The fortune cookie read, “you will find success this year.” Where will success be found? When will I find it? Will I find this “success” before the predicted end of the world next December? I don’t buy it. Any success worth finding is worth earning. This goes for all of us here at selfpublishing.com and it goes for all of the author/publishers that we’ll serve this year … and the next … and the next.
We learn at an early age that it takes trial and error to balance those wooden blocks to form the tower we imagine in our minds. It takes patience to mix just the right amount of sand with water to build the sand castle walls to protect the kingdom at the beach. Blocks fall. Waves crash. It’s not the end of the world.
Publishing your own book is not so dissimilar to building a wonderful sand castle for passersby to enjoy, take their picture by, and maybe even give you an attaboy or attagirl. But there will be waves.
It’s important to have the clearest picture of what you want your book to be when you start your publishing process. Some people check out our pricing matrix and—before typing a single word of their great American novel—start comparing printing prices on a book of 256 pages vs. a 400-page epic tome.
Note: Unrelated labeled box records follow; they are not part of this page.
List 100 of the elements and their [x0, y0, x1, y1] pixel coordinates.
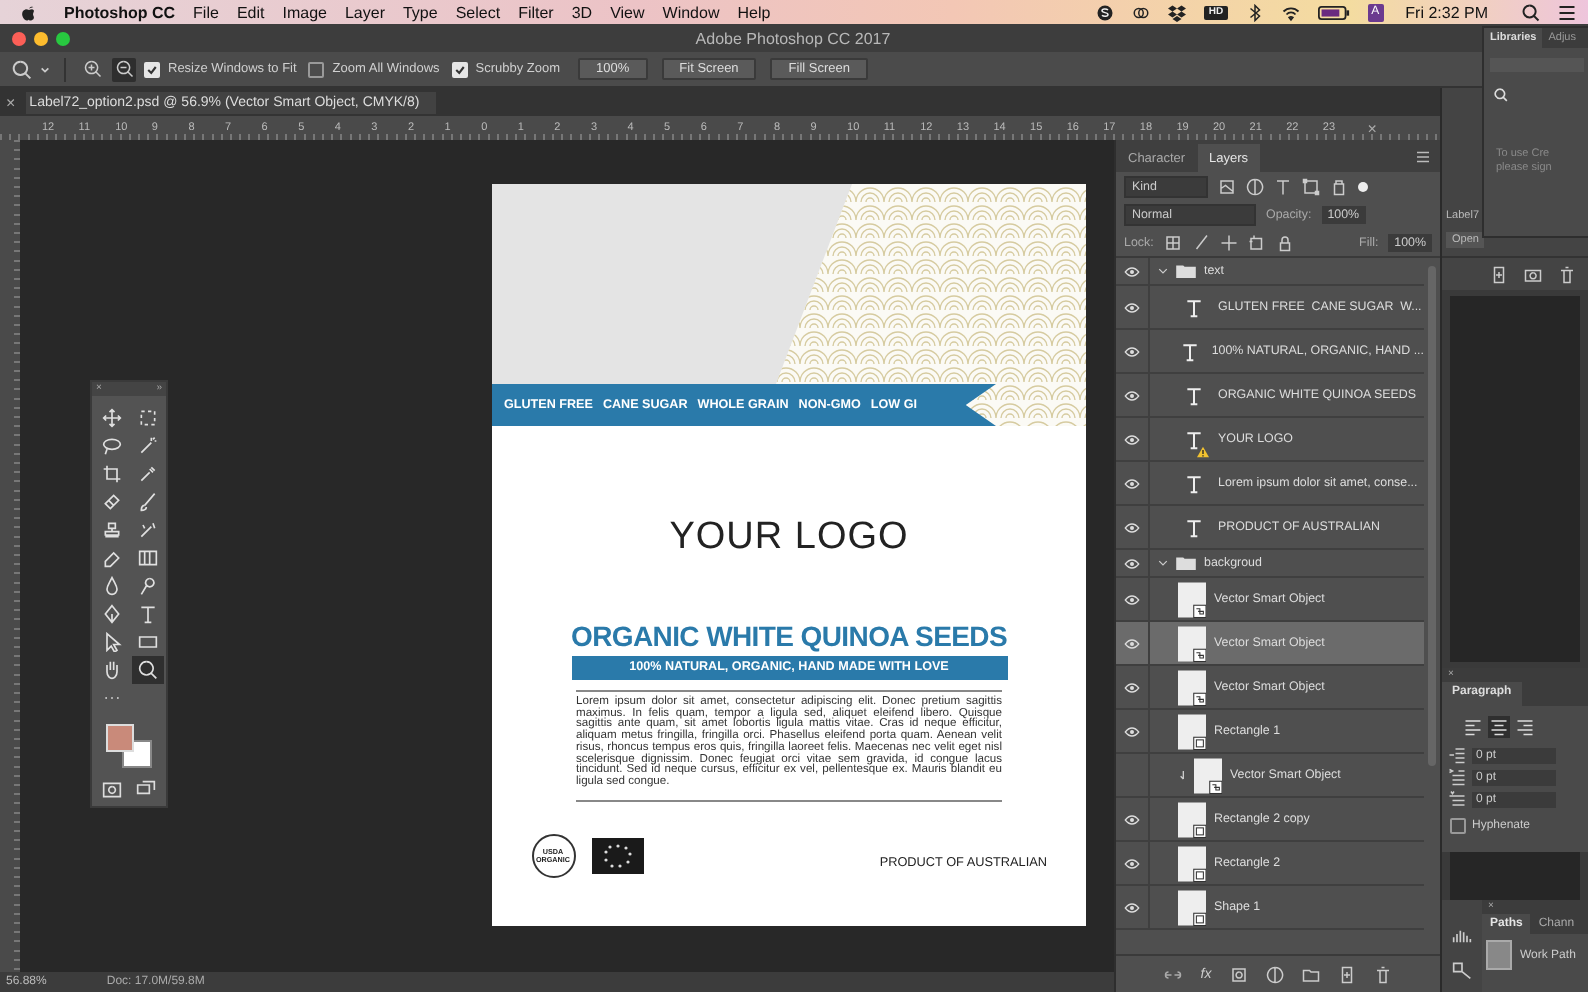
type-layer-icon	[1184, 385, 1204, 405]
zoom-tool-icon	[137, 660, 157, 680]
crop-tool-icon	[101, 464, 121, 484]
align-button[interactable]	[1488, 716, 1510, 738]
eye-icon[interactable]	[1124, 725, 1140, 737]
empty-panel	[1450, 852, 1580, 900]
eye-icon[interactable]	[1124, 637, 1140, 649]
lock-option-icon[interactable]	[1191, 233, 1210, 251]
menu-item[interactable]: File	[193, 3, 219, 21]
menu-item[interactable]: Select	[455, 3, 501, 21]
eye-icon[interactable]	[1124, 557, 1140, 569]
panel-action-icon[interactable]	[1229, 965, 1248, 983]
eraser-tool-icon	[101, 548, 121, 568]
type-layer-icon	[1180, 341, 1201, 361]
close-panel-button[interactable]: ×	[1367, 119, 1377, 137]
folder-icon	[1176, 556, 1196, 570]
zoom-window-button[interactable]	[56, 31, 70, 45]
lock-option-icon[interactable]	[1219, 233, 1238, 251]
bluetooth-icon[interactable]	[1245, 3, 1264, 21]
caret-icon[interactable]	[40, 65, 50, 73]
menu-item[interactable]: Help	[737, 3, 771, 21]
lock-option-icon[interactable]	[1163, 233, 1182, 251]
menu-item[interactable]: Type	[402, 3, 438, 21]
filter-icon[interactable]	[1246, 177, 1264, 195]
camera-icon[interactable]	[1524, 265, 1542, 283]
eye-icon[interactable]	[1124, 901, 1140, 913]
panel-action-icon[interactable]	[1373, 965, 1392, 983]
new-document-icon[interactable]	[1490, 265, 1508, 283]
wifi-icon[interactable]	[1281, 3, 1300, 21]
menu-item[interactable]: Window	[662, 3, 720, 21]
chevron-icon[interactable]	[1158, 558, 1168, 568]
checkbox[interactable]	[308, 61, 325, 77]
apple-logo-icon[interactable]	[20, 3, 38, 21]
lock-option-icon[interactable]	[1275, 233, 1294, 251]
type-layer-icon	[1184, 297, 1204, 317]
list-icon[interactable]	[1558, 3, 1576, 21]
tool-button[interactable]	[131, 656, 163, 684]
zoom-out-button[interactable]	[112, 57, 136, 81]
filter-icon[interactable]	[1302, 177, 1320, 195]
product-title: ORGANIC WHITE QUINOA SEEDS	[570, 620, 1008, 652]
type-layer-icon	[1184, 473, 1204, 493]
menu-item[interactable]: Filter	[518, 3, 554, 21]
move-tool-icon	[101, 408, 121, 428]
skype-icon[interactable]	[1096, 3, 1115, 21]
smart-object-thumbnail	[1178, 625, 1206, 661]
close-tab-button[interactable]: ×	[6, 93, 16, 111]
eye-icon[interactable]	[1124, 813, 1140, 825]
close-window-button[interactable]	[12, 31, 26, 45]
history-tool-icon	[137, 520, 157, 540]
menu-item[interactable]: Layer	[344, 3, 385, 21]
rectangle-tool-icon	[137, 632, 157, 652]
color-swatches[interactable]	[105, 724, 153, 768]
minimize-window-button[interactable]	[34, 31, 48, 45]
screen-mode-icon[interactable]	[136, 780, 156, 800]
zoom-in-button[interactable]	[80, 57, 104, 81]
search-icon[interactable]	[1522, 3, 1540, 21]
eye-icon[interactable]	[1124, 593, 1140, 605]
shape-layer-thumbnail	[1178, 801, 1206, 837]
filter-icon[interactable]	[1274, 177, 1292, 195]
quick-mask-icon[interactable]	[102, 780, 122, 800]
lock-option-icon[interactable]	[1247, 233, 1266, 251]
eyedropper-tool-icon	[137, 464, 157, 484]
menu-item[interactable]: Edit	[236, 3, 265, 21]
zoom-in-icon	[83, 60, 101, 78]
eye-icon[interactable]	[1124, 345, 1140, 357]
eye-icon[interactable]	[1124, 265, 1140, 277]
marquee-tool-icon	[137, 408, 157, 428]
filter-toggle[interactable]	[1358, 181, 1368, 191]
menubar-clock[interactable]: Fri 2:32 PM	[1405, 3, 1488, 21]
eye-icon[interactable]	[1124, 857, 1140, 869]
link-icon[interactable]	[1164, 965, 1183, 983]
lasso-tool-icon	[101, 436, 121, 456]
menu-icon[interactable]	[1414, 147, 1432, 165]
eye-icon[interactable]	[1124, 301, 1140, 313]
checkbox[interactable]	[1450, 818, 1466, 834]
smart-object-thumbnail	[1194, 757, 1222, 793]
dropbox-icon[interactable]	[1168, 3, 1187, 21]
align-button[interactable]	[1462, 716, 1484, 738]
trash-icon[interactable]	[1558, 265, 1576, 283]
type-tool-icon	[137, 604, 157, 624]
align-button[interactable]	[1514, 716, 1536, 738]
eye-icon[interactable]	[1124, 477, 1140, 489]
smart-object-thumbnail	[1178, 669, 1206, 705]
panel-action-icon[interactable]	[1265, 965, 1284, 983]
menu-item[interactable]: Image	[282, 3, 327, 21]
eye-icon[interactable]	[1124, 521, 1140, 533]
menu-item[interactable]: 3D	[571, 3, 593, 21]
zoom-tool-icon[interactable]	[12, 59, 32, 79]
filter-icon[interactable]	[1330, 177, 1348, 195]
chevron-icon[interactable]	[1158, 266, 1168, 276]
filter-icon[interactable]	[1218, 177, 1236, 195]
eye-icon[interactable]	[1124, 433, 1140, 445]
menu-item[interactable]: View	[610, 3, 645, 21]
panel-action-icon[interactable]	[1301, 965, 1320, 983]
panel-action-icon[interactable]	[1337, 965, 1356, 983]
type-layer-icon	[1184, 429, 1204, 449]
eye-icon[interactable]	[1124, 681, 1140, 693]
battery-icon[interactable]	[1317, 3, 1350, 21]
app-menu[interactable]: Photoshop CC	[64, 3, 176, 21]
eye-icon[interactable]	[1124, 389, 1140, 401]
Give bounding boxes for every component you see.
Some folks take our Self Publishing Quiz http://www.selfpublishing.com/type/quiz/ and go over the possible budgets, before settling on which of their great ideas they want to flesh out into a book.
Good Advice from Aunt Ann and Uncle Steve
A few articles back I wrote about Robin Williams’ book on intermediate word processing. We’re all about providing you with educational resources and tools to help make your publishing experience easier on the sanity and hairline. Here are a couple of other great books to help those of you just getting started.
Ann LaMott’s Bird by Bird is a great roadmap to help any writer develop their routine and creativity. Ann suggests writing “a sh*tty first draft,” before getting too serious in the editing, tweaking and tuning of your manuscript. You have to have some idea where you’re going and the first draft can provide a first glance at how much—or how little—work there is to follow as you prepare to publish your work.
You can learn a lot from successful authors. Stephen King makes it’s easier than most by providing the keys to his method and madness in his half-memoir/half-instruction manual, On Writing. If you ever wondered how someone could be so prolific and never seem to run out of imaginative ideas, you’ll want to put On Writing on your winter reading list. What have you got to lose, except just about every plotting and outlining technique you’ve ever clung to?
To help you continue your education about all things writing and publishing, we’ll be running a couple of series related to the writing process over the next couple months. Watch too for great marketing tips and peer-to-peer columns.
As you prepare to publish your first … or seventh book … set your eyes on the prize and continue to learn and test and challenge yourself. Plots will fall like blocks. Drafts will wash away as your manuscript evolves into your published, printed book. We are here to help at every step of the process.